The plugin plugs into Pay4All Shop (pay4all-form). Install it alongside Pay4All Shop and it will only surface where a form contains an age-restricted product.
WooCommerce support
For WooCommerce stores that want the complete verification flow : including a QR-code checkout panel and a product-level checkbox — the WooCommerce integration is available in the paid Pay4All Pro add-on, distributed through pay4all.ch and not through WordPress.org.
How it works
- Merchant ticks Requires age verification on any product edit screen (Pay4All Shop product).
- When a customer adds such a product to their form, a panel appears in the KYC step showing a QR code.
- Customer scans the QR with their phone -> the mobile capture page opens -> they take the required photos with their phone camera.
- The desktop form polls the server every 4 seconds and unlocks automatically when every required slot is filled — no page refresh needed.
- On order submit, the encrypted photos are moved from the session bucket to the order-scoped bucket, and are only decrypted on demand by an admin from the order edit screen.
Security
- Photos are encrypted with AES-256-GCM using a per-order (or per-user) subkey derived via HMAC-SHA256 from a master key.
- Ciphertexts live in a private folder guarded, so they are never web-servable.

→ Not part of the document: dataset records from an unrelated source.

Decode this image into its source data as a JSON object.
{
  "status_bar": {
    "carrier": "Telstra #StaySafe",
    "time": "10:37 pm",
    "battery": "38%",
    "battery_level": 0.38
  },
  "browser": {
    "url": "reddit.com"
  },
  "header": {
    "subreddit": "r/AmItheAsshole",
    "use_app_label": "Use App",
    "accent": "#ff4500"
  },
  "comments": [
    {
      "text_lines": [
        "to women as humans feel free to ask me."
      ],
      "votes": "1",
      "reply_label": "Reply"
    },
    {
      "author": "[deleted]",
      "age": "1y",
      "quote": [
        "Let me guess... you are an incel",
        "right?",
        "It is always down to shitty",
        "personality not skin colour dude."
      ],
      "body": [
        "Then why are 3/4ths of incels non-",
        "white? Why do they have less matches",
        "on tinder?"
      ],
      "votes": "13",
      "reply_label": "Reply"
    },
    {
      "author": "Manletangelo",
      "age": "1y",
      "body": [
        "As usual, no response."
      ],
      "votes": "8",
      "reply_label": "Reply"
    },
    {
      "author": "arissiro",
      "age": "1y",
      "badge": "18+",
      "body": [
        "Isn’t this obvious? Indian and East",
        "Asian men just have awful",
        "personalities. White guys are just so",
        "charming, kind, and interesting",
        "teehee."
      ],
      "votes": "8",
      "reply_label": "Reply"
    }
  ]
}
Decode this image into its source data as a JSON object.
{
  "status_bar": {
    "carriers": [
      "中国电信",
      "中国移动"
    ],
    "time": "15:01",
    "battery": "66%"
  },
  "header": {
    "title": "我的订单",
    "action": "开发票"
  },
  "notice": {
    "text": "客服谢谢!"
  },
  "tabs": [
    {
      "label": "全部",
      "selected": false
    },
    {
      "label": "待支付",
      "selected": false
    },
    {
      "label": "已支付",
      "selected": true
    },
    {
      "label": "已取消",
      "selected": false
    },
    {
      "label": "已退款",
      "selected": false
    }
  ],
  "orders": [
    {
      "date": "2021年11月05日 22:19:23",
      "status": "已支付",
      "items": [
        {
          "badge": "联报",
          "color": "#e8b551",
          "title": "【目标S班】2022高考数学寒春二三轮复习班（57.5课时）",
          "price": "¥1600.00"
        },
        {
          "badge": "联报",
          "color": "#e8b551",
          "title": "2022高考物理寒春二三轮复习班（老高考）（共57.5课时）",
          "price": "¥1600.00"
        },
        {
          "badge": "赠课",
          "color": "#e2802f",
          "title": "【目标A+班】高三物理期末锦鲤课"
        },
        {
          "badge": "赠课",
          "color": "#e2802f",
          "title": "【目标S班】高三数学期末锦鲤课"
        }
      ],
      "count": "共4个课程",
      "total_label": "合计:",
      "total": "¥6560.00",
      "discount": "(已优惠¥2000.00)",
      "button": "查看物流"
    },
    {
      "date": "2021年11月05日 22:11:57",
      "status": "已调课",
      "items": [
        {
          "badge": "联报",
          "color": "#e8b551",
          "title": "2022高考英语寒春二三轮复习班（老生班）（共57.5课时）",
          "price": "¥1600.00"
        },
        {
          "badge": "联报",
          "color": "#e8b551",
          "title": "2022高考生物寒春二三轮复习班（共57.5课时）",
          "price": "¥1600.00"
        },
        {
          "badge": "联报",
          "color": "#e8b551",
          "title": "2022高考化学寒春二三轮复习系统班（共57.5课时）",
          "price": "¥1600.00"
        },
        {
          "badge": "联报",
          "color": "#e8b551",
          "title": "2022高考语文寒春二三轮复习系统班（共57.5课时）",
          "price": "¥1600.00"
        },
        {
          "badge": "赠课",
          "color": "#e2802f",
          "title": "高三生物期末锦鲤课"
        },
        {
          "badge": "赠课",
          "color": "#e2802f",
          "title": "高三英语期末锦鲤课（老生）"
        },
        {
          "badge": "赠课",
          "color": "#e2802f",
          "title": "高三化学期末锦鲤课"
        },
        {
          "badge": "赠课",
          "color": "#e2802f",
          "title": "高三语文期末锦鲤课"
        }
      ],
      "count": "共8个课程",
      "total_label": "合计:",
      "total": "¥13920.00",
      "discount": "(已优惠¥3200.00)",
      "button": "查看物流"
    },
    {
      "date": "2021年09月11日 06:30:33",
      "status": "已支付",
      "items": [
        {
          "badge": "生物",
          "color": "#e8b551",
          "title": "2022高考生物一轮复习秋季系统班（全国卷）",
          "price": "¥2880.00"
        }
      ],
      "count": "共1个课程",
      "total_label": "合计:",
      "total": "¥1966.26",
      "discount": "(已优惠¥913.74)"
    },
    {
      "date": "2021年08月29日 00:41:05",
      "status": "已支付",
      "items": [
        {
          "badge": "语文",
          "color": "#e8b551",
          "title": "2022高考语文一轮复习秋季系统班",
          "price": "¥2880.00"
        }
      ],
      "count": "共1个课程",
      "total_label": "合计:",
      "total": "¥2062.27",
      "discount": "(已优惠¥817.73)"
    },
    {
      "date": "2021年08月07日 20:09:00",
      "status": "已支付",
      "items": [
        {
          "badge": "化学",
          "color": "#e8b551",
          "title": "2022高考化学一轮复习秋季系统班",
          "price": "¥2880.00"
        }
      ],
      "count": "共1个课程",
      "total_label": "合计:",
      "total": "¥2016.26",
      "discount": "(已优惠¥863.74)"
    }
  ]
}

- Admin decryption endpoint is nonce-protected and requires the
edit_userscapability. - Photos are auto-purged when the order (or user) is permanently deleted.
WPML / Polylang
Multilingual-aware : when the Requires age verification flag is set on a source product, every translation is treated as age-restricted too — even if the flag hasn’t been mirrored to the translation.
Available languages
Français (fr_FR), Deutsch (de_DE), Italiano (it_IT), English (en_US).
External services
This plugin does not connect to any external service. Everything runs on the site: photo capture, encryption, storage and admin decryption are all local. No data is sent to any third-party server.
Source code
The complete, non-minified source of this plugin is bundled inside the ZIP itself. Every PHP, CSS and JavaScript file is human-readable and directly editable. No compiler, transpiler or bundler is required to work on this plugin.